Grouped conv_fwd_bias_bnorm_clamp instances and tests (#3525)

* Added bias_bnorm_clamp instances. * fwd_bias_bnorm_clamp comp instances * fwd_bias_bnorm_mem_inter and mem_intra instances * fwd_bias_bnorm_merged_group_instances * fwd_bias_bnorm_clamp_conv3d_bf16 and f16 instances * Device level changes for fwd_bias_bnorm_clamp * Added the test to the regression test list. * Removed the part 2 and 2x instances * Removed the irrelevant checks in wmma * Refactored the instances to adapt to new device implementation * Updated the reference and include files * enabling tests * Added missing profiler * Added missing instance entry , deleted by mistake * Reduce bias bnorm clamp instances to only a single generic one. * Clean up cmakelists file * clang-format * Change bias bnorm clamp tests to use monotone initialization values to avoid tiny off-integer gemm results on RDNA3 from blowing up. * Renaming some instance lists and add functions to be more standardized. * Commented out non default instances. --------- Co-authored-by: kiefer <kiefer.van.teutem@streamhpc.com> [ROCm/composable_kernel commit: 8daf6ea302]

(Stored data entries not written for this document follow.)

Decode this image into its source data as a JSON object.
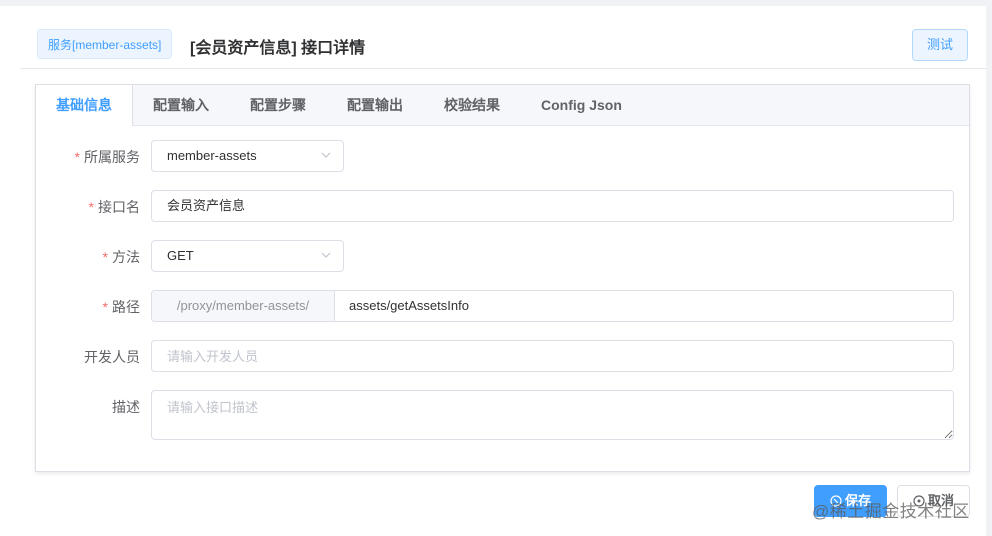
{
  "header": {
    "service_tag": "服务[member-assets]",
    "title": "[会员资产信息] 接口详情",
    "test_button": "测试"
  },
  "tabs": [
    {
      "label": "基础信息",
      "active": true
    },
    {
      "label": "配置输入",
      "active": false
    },
    {
      "label": "配置步骤",
      "active": false
    },
    {
      "label": "配置输出",
      "active": false
    },
    {
      "label": "校验结果",
      "active": false
    },
    {
      "label": "Config Json",
      "active": false
    }
  ],
  "form": {
    "service": {
      "label": "所属服务",
      "required": "*",
      "value": "member-assets"
    },
    "name": {
      "label": "接口名",
      "required": "*",
      "value": "会员资产信息"
    },
    "method": {
      "label": "方法",
      "required": "*",
      "value": "GET"
    },
    "path": {
      "label": "路径",
      "required": "*",
      "prefix": "/proxy/member-assets/",
      "value": "assets/getAssetsInfo"
    },
    "developer": {
      "label": "开发人员",
      "placeholder": "请输入开发人员"
    },
    "description": {
      "label": "描述",
      "placeholder": "请输入接口描述"
    }
  },
  "footer": {
    "save_button": "保存",
    "cancel_button": "取消"
  },
  "watermark": "@稀土掘金技术社区",
  "colors": {
    "primary": "#409eff",
    "required": "#f56c6c",
    "border": "#dcdfe6"
  },
  "icons": {
    "select_arrow": "chevron-down-icon",
    "save": "save-icon",
    "cancel": "close-circle-icon"
  }
}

2026-05-19 12:30:16 +00:00 · 2026-01-22 09:53:59 +01:00
parent f6fac4cea6
commit ec0f5c82ca
16 changed files with 768 additions and 108 deletions
--- a/profiler/include/profiler/profile_grouped_conv_fwd_bias_bnorm_clamp_impl.hpp
+++ b/profiler/include/profiler/profile_grouped_conv_fwd_bias_bnorm_clamp_impl.hpp
@@ -122,12 +122,12 @@ template <ck::index_t NDimSpatial,
          typename BComputeType = AComputeType,
          typename IndexType    = ck::index_t,
          bool ElementwiseGK    = false>
-bool profile_grouped_conv_fwd_bias_clamp_impl(int do_verification,
-                                              int init_method,
-                                              bool do_log,
-                                              bool time_kernel,
-                                              const ck::utils::conv::ConvParam& conv_param,
-                                              int instance_index = -1)

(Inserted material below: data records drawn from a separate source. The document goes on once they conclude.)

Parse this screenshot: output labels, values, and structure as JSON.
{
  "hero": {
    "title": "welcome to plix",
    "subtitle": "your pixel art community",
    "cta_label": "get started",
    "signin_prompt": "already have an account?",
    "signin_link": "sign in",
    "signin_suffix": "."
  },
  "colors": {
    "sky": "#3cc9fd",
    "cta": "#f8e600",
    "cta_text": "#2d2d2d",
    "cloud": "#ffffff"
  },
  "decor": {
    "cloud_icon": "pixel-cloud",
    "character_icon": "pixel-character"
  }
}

+bool profile_grouped_conv_fwd_bias_bnorm_clamp_impl(int do_verification,
+                                                    int init_method,
+                                                    bool do_log,
+                                                    bool time_kernel,
+                                                    const ck::utils::conv::ConvParam& conv_param,
+                                                    int instance_index = -1)
 {
    const float floor   = 0.f;
    const float ceil    = 2048.f;
@@ -198,18 +198,29 @@ bool profile_grouped_conv_fwd_bias_clamp_impl(int do_verification,
    std::cout << "scale: " << scale.mDesc << std::endl;
    std::cout << "shift: " << shift.mDesc << std::endl;

+    // Note: For the integer initialization method (which is used for verification in the tests), I
+    // changed the initialization ranges such that the overall operation becomes monotone. This
+    // means that all multiplications are positive, and all additions are positive. Without this,
+    // the outelementop can make small relative errors arbitrarily large by shifting them toward
+    // zero. In this specific case this should not be an issue, since small integer inputs should
+    // lead to exact outputs from the gemm. However, this is not the case on RDNA3, where integer
+    // inputs can lead to slightly off-integer outputs. This is another issue to investigate, but it
+    // remains the case that the outelementop blowing up tiny errors is not reasonable, so changing
+    // the operation to monotone for now. If we want to move away from monotone we would need to
+    // have a proper error propagation analysis, which is much more complicated.
    switch(init_method)
    {
    case 0: break;
    case 1:
-        input.GenerateTensorValue(GeneratorTensor_2<InDataType>{-5, 5});
-        weight.GenerateTensorValue(GeneratorTensor_2<WeiDataType>{-5, 5});
+        input.GenerateTensorValue(GeneratorTensor_2<InDataType>{0, 5});
+        weight.GenerateTensorValue(GeneratorTensor_2<WeiDataType>{0, 5});

-        bias.GenerateTensorValue(GeneratorTensor_2<OutDataType>{-5, 5});
-        mean.GenerateTensorValue(GeneratorTensor_2<OutDataType>{-5, 5});
+        bias.GenerateTensorValue(GeneratorTensor_2<OutDataType>{0, 5});
+        // Mean is negative because this is subtracted.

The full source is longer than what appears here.